Lorsqu’un réseau est piraté, les attaquants utilisent divers outils pour se propager latéralement sur le réseau. Une fois qu’ils y ont accès, ils collectent des données précieuses et déploient des logiciels malveillants tels que des ransomwares. Dans un tel cas, les outils mentionnés sont automatiquement supprimés par les attaquants afin que les intervenants et les chercheurs des incidents ne puissent pas les analyser pour détecter des faiblesses ou apprendre comment ils ont violé le réseau.

Avec l’ajout de la nouvelle fonction de surveillance et d’archivage de suppression de fichiers de Sysmon, l’accès aux outils et aux exécutables de logiciels malveillants utilisés dans une attaque sera beaucoup plus facile pour les intervenants en cas d’incident. Ces fichiers aident les recherches à en savoir plus sur les tactiques, les techniques et les procédures des attaquants afin de créer une meilleure défense.

Vous pouvez télécharger le Sysmon 11 depuis la page sysmon de Sysinternal ou depuis https://live.sysinternals.com/sysmon.exe. Après le téléchargement, vous devez l’exécuter à partir d’une invite de commandes élevée car il nécessite des privilèges d’administration pour un fonctionnement correct.

Par défaut, le Sysmon 11 peut surveiller les informations de base telles que la création de processus et les modifications d’heure de fichier. Mais, vous pouvez le configurer pour enregistrer de nombreux autres événements. Pour utiliser cette fonction, vous devez ajouter les nouvelles options de configuration ArchiveDirectory et FileDeletion à notre fichier de configuration Sysmon. Vous pouvez charger le fichier de configuration à l’aide de la commande suivante:

sysmon -i sysmon.xml

/ DeletedFiles est le nom du dossier dans lequel la surveillance de la suppression de fichiers et l’archivage de tous les fichiers supprimés activés par le fichier de configuration de base peuvent être vus. Ce dossier contient également une copie du fichier supprimé.

Utilisez l’option onmatch = “exclude” pour l’option FIleDeletion. Lorsque vous démarrez le Sysmon avec cette configuration, il commence à consigner les événements de suppression de fichiers dans les journaux des applications et des services / Microsoft / Windows / Sysmon / Operational dans l’observateur d’événements.

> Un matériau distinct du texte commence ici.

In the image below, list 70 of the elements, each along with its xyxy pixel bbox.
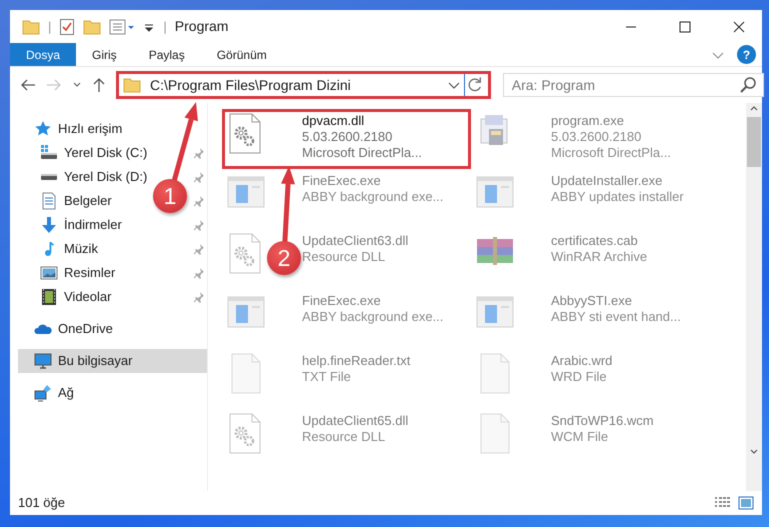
ribbon-tab[interactable]: Giriş — [76, 43, 133, 66]
sidebar-item[interactable]: Yerel Disk (D:) — [18, 165, 152, 189]
back-arrow-icon — [20, 78, 36, 92]
file-name[interactable]: Arabic.wrd — [551, 353, 612, 369]
forward-arrow-icon — [46, 78, 62, 92]
sidebar-item[interactable]: Hızlı erişim — [18, 117, 126, 141]
ribbon-tab[interactable]: Dosya — [10, 43, 76, 66]
file-detail: 5.03.2600.2180 — [551, 129, 642, 145]
file-name[interactable]: UpdateInstaller.exe — [551, 173, 684, 189]
file-detail: TXT File — [302, 369, 352, 385]
file-detail: ABBY background exe... — [302, 189, 444, 205]
file-detail: WRD File — [551, 369, 608, 385]
sidebar-item[interactable]: Resimler — [18, 261, 120, 285]
download-arrow-icon — [40, 216, 58, 234]
sidebar-item[interactable]: Bu bilgisayar — [18, 349, 207, 373]
close-icon — [733, 20, 745, 32]
separator-text: | — [163, 18, 167, 36]
sidebar-item[interactable]: İndirmeler — [18, 213, 126, 237]
scrollbar-thumb[interactable] — [747, 117, 761, 167]
file-name[interactable]: dpvacm.dll — [302, 113, 422, 129]
properties-icon[interactable] — [59, 18, 76, 36]
ribbon-tab[interactable]: Görünüm — [200, 43, 283, 66]
view-options-icon[interactable] — [109, 18, 136, 36]
new-folder-icon[interactable] — [83, 18, 102, 36]
separator-text: | — [48, 18, 52, 36]
search-field[interactable]: Ara: Program — [502, 73, 764, 97]
file-name[interactable]: certificates.cab — [551, 233, 648, 249]
sidebar-item[interactable]: Yerel Disk (C:) — [18, 141, 152, 165]
file-detail: Microsoft DirectPla... — [302, 145, 422, 161]
file-name[interactable]: FineExec.exe — [302, 293, 444, 309]
up-arrow-icon — [92, 77, 106, 93]
details-view-icon[interactable] — [714, 496, 732, 510]
ribbon-tab[interactable]: Paylaş — [132, 43, 201, 66]
file-detail: ABBY sti event hand... — [551, 309, 681, 325]
file-name[interactable]: AbbyySTI.exe — [551, 293, 681, 309]
drive-icon — [40, 173, 58, 181]
file-detail: Resource DLL — [302, 249, 386, 265]
maximize-icon — [679, 20, 691, 32]
file-name[interactable]: UpdateClient63.dll — [302, 233, 408, 249]
window-title: Program — [174, 17, 228, 36]
address-text: C:\Program Files\Program Dizini — [149, 76, 352, 95]
sidebar-item[interactable]: Ağ — [18, 381, 78, 405]
monitor-icon — [34, 352, 52, 370]
film-icon — [40, 288, 58, 306]
file-name[interactable]: UpdateClient65.dll — [302, 413, 408, 429]
music-note-icon — [44, 241, 54, 257]
file-detail: WCM File — [551, 429, 610, 445]
large-icons-view-icon[interactable] — [738, 496, 754, 510]
file-name[interactable]: SndToWP16.wcm — [551, 413, 654, 429]
drive-icon — [40, 144, 58, 162]
file-name[interactable]: help.fineReader.txt — [302, 353, 410, 369]
sidebar-item[interactable]: Videolar — [18, 285, 116, 309]
sidebar-item[interactable]: Belgeler — [18, 189, 116, 213]
file-detail: Resource DLL — [302, 429, 386, 445]
file-name[interactable]: FineExec.exe — [302, 173, 444, 189]
sidebar-item[interactable]: OneDrive — [18, 317, 117, 341]
file-detail: Microsoft DirectPla... — [551, 145, 671, 161]
sidebar-item[interactable]: Müzik — [18, 237, 102, 261]
document-icon — [40, 192, 58, 210]
file-detail: ABBY background exe... — [302, 309, 444, 325]
file-name[interactable]: program.exe — [551, 113, 671, 129]
network-icon — [34, 384, 52, 402]
file-detail: ABBY updates installer — [551, 189, 684, 205]
file-detail: 5.03.2600.2180 — [302, 129, 394, 145]
help-button[interactable]: ? — [737, 45, 756, 64]
item-count: 101 öğe — [18, 494, 65, 512]
star-icon — [34, 120, 52, 138]
folder-icon[interactable] — [22, 18, 40, 36]
picture-icon — [40, 264, 58, 282]
file-detail: WinRAR Archive — [551, 249, 648, 265]
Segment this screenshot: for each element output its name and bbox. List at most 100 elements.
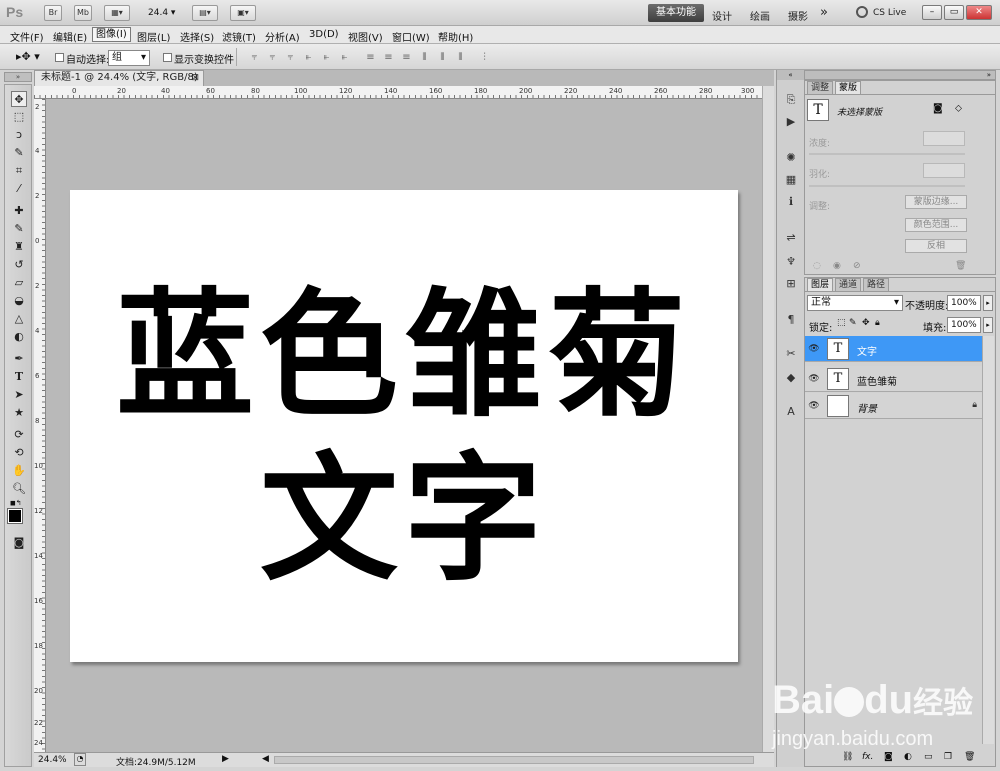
fill-slider-arrow-icon[interactable]: ▸ xyxy=(983,317,993,333)
swatches-panel-icon[interactable]: ▦ xyxy=(783,172,799,188)
layers-scrollbar[interactable] xyxy=(982,336,994,744)
info-panel-icon[interactable]: ℹ xyxy=(783,194,799,210)
show-transform-checkbox[interactable] xyxy=(163,53,172,62)
adjustment-layer-icon[interactable]: ◐ xyxy=(904,752,912,762)
tab-paths[interactable]: 路径 xyxy=(863,278,890,291)
menu-help[interactable]: 帮助(H) xyxy=(438,29,473,44)
tab-masks[interactable]: 蒙版 xyxy=(835,81,862,94)
document-canvas[interactable]: 蓝色雏菊 文字 xyxy=(70,190,738,662)
tab-channels[interactable]: 通道 xyxy=(835,278,862,291)
fill-input[interactable]: 100% xyxy=(947,317,981,333)
menu-layer[interactable]: 图层(L) xyxy=(137,29,170,44)
align-bottom-icon[interactable]: ⫧ xyxy=(284,51,297,64)
paint-bucket-tool-icon[interactable]: ◒ xyxy=(11,293,27,309)
menu-edit[interactable]: 编辑(E) xyxy=(53,29,87,44)
hand-tool-icon[interactable]: ✋ xyxy=(11,463,27,479)
ruler-vertical[interactable]: 2 4 2 0 2 4 6 8 10 12 14 16 18 20 22 24 xyxy=(34,99,46,752)
cs-live-icon[interactable] xyxy=(856,6,868,18)
zoom-level[interactable]: 24.4 ▾ xyxy=(148,8,175,18)
workspace-essentials[interactable]: 基本功能 xyxy=(648,4,704,22)
align-vcenter-icon[interactable]: ⫧ xyxy=(266,51,279,64)
bridge-button[interactable]: Br xyxy=(44,5,62,21)
layer-style-icon[interactable]: fx. xyxy=(862,752,873,762)
distribute-right-icon[interactable]: ⦀ xyxy=(454,51,467,64)
document-tab[interactable]: 未标题-1 @ 24.4% (文字, RGB/8) * ⊠ xyxy=(34,70,204,97)
history-panel-icon[interactable]: ⎘ xyxy=(783,92,799,108)
eyedropper-tool-icon[interactable]: ⁄ xyxy=(11,181,27,197)
history-brush-tool-icon[interactable]: ↺ xyxy=(11,257,27,273)
view-extras-button[interactable]: ▦▾ xyxy=(104,5,130,21)
visibility-eye-icon[interactable]: 👁︎ xyxy=(808,343,820,355)
move-tool-preset-icon[interactable]: ▸✥ ▾ xyxy=(16,50,40,63)
align-top-icon[interactable]: ⫧ xyxy=(248,51,261,64)
menu-select[interactable]: 选择(S) xyxy=(180,29,214,44)
marquee-tool-icon[interactable]: ⬚ xyxy=(11,109,27,125)
auto-align-icon[interactable]: ⫶ xyxy=(478,51,491,64)
default-colors-icon[interactable]: ◼↰ xyxy=(10,499,22,507)
menu-analysis[interactable]: 分析(A) xyxy=(265,29,300,44)
type-tool-icon[interactable]: T xyxy=(11,369,27,385)
clone-stamp-tool-icon[interactable]: ♜ xyxy=(11,239,27,255)
workspace-photography[interactable]: 摄影 xyxy=(788,8,808,23)
disable-mask-icon[interactable]: ⊘ xyxy=(853,261,861,271)
pen-tool-icon[interactable]: ✒ xyxy=(11,351,27,367)
apply-mask-icon[interactable]: ◉ xyxy=(833,261,841,271)
panel-collapse-bar[interactable]: » xyxy=(804,70,996,80)
minibridge-button[interactable]: Mb xyxy=(74,5,92,21)
workspace-design[interactable]: 设计 xyxy=(712,8,732,23)
visibility-eye-icon[interactable]: 👁︎ xyxy=(808,373,820,385)
brush-tool-icon[interactable]: ✎ xyxy=(11,221,27,237)
blend-mode-dropdown[interactable]: 正常 ▾ xyxy=(807,295,903,311)
distribute-left-icon[interactable]: ⦀ xyxy=(418,51,431,64)
lock-transparency-icon[interactable]: ⬚ xyxy=(837,318,846,328)
status-zoom[interactable]: 24.4% xyxy=(38,755,67,765)
3d-panel-icon[interactable]: ◆ xyxy=(783,370,799,386)
menu-window[interactable]: 窗口(W) xyxy=(392,29,430,44)
auto-select-dropdown[interactable]: 组 ▾ xyxy=(108,50,150,66)
distribute-vcenter-icon[interactable]: ≡ xyxy=(382,51,395,64)
align-left-icon[interactable]: ⫦ xyxy=(302,51,315,64)
zoom-tool-icon[interactable]: 🔍︎ xyxy=(11,481,27,497)
healing-brush-tool-icon[interactable]: ✚ xyxy=(11,203,27,219)
actions-panel-icon[interactable]: ▶ xyxy=(783,114,799,130)
maximize-button[interactable]: ▭ xyxy=(944,5,964,20)
paragraph-panel-icon[interactable]: ¶ xyxy=(783,312,799,328)
link-layers-icon[interactable]: ⛓ xyxy=(842,752,853,762)
new-group-icon[interactable]: ▭ xyxy=(924,752,933,762)
lock-position-icon[interactable]: ✥ xyxy=(862,318,870,328)
scroll-left-icon[interactable]: ◀ xyxy=(262,754,269,764)
move-tool-icon[interactable]: ✥ xyxy=(11,91,27,107)
close-document-icon[interactable]: ⊠ xyxy=(191,71,199,85)
workspace-painting[interactable]: 绘画 xyxy=(750,8,770,23)
tab-layers[interactable]: 图层 xyxy=(807,278,834,291)
crop-tool-icon[interactable]: ⌗ xyxy=(11,163,27,179)
delete-layer-icon[interactable]: 🗑︎ xyxy=(964,752,975,762)
menu-3d[interactable]: 3D(D) xyxy=(309,29,339,40)
opacity-slider-arrow-icon[interactable]: ▸ xyxy=(983,295,993,311)
tool-presets-panel-icon[interactable]: ✂ xyxy=(783,346,799,362)
ruler-horizontal[interactable]: 0 20 40 60 80 100 120 140 160 180 200 22… xyxy=(34,86,762,99)
align-right-icon[interactable]: ⫦ xyxy=(338,51,351,64)
screen-mode-button[interactable]: ▣▾ xyxy=(230,5,256,21)
color-range-button[interactable]: 颜色范围... xyxy=(905,218,967,232)
status-preview-icon[interactable]: ◔ xyxy=(74,753,86,766)
styles-panel-icon[interactable]: ⊞ xyxy=(783,276,799,292)
distribute-top-icon[interactable]: ≡ xyxy=(364,51,377,64)
new-layer-icon[interactable]: ❐ xyxy=(944,752,952,762)
mask-edge-button[interactable]: 蒙版边缘... xyxy=(905,195,967,209)
3d-rotate-tool-icon[interactable]: ⟳ xyxy=(11,427,27,443)
color-panel-icon[interactable]: ✺ xyxy=(783,150,799,166)
layer-row[interactable]: 👁︎ T 文字 xyxy=(805,336,983,362)
character-panel-icon[interactable]: A xyxy=(783,404,799,420)
blur-tool-icon[interactable]: △ xyxy=(11,311,27,327)
quick-select-tool-icon[interactable]: ✎ xyxy=(11,145,27,161)
menu-view[interactable]: 视图(V) xyxy=(348,29,383,44)
close-button[interactable]: ✕ xyxy=(966,5,992,20)
clone-source-panel-icon[interactable]: ♆ xyxy=(783,254,799,270)
lasso-tool-icon[interactable]: ↄ xyxy=(11,127,27,143)
auto-select-checkbox[interactable] xyxy=(55,53,64,62)
tab-adjustments[interactable]: 调整 xyxy=(807,81,834,94)
arrange-documents-button[interactable]: ▤▾ xyxy=(192,5,218,21)
brushes-panel-icon[interactable]: ⇌ xyxy=(783,230,799,246)
delete-mask-icon[interactable]: 🗑︎ xyxy=(955,261,966,271)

Lorsqu’un fichier est supprimé du lecteur C; /, il sera archivé dans les fichiers C: / DeletedFiles nommés Sha1-hash.extension. Par exemple, le fichier ci-dessus a été archivé sous le nom C: \ DeletedFiles \ C24FEDB9B8A592722D5A9ADB34D276FC3B329D6F.exe.

Ce répertoire est protégé par System ACL et pour y accéder, les utilisateurs doivent télécharger le programme psexec.exe et lancer une invite cmd à l’aide de cette commande:

psexec -sid cmd

Après son téléchargement, il devient facile d’accéder aux fichiers supprimés.

L’exemple ci-dessus est juste un exemple pour montrer ce que le Moniteur système peut faire. Pour ceux qui souhaitent en savoir plus sur cet outil, reportez-vous à la documentation sur le site de Sysinternails.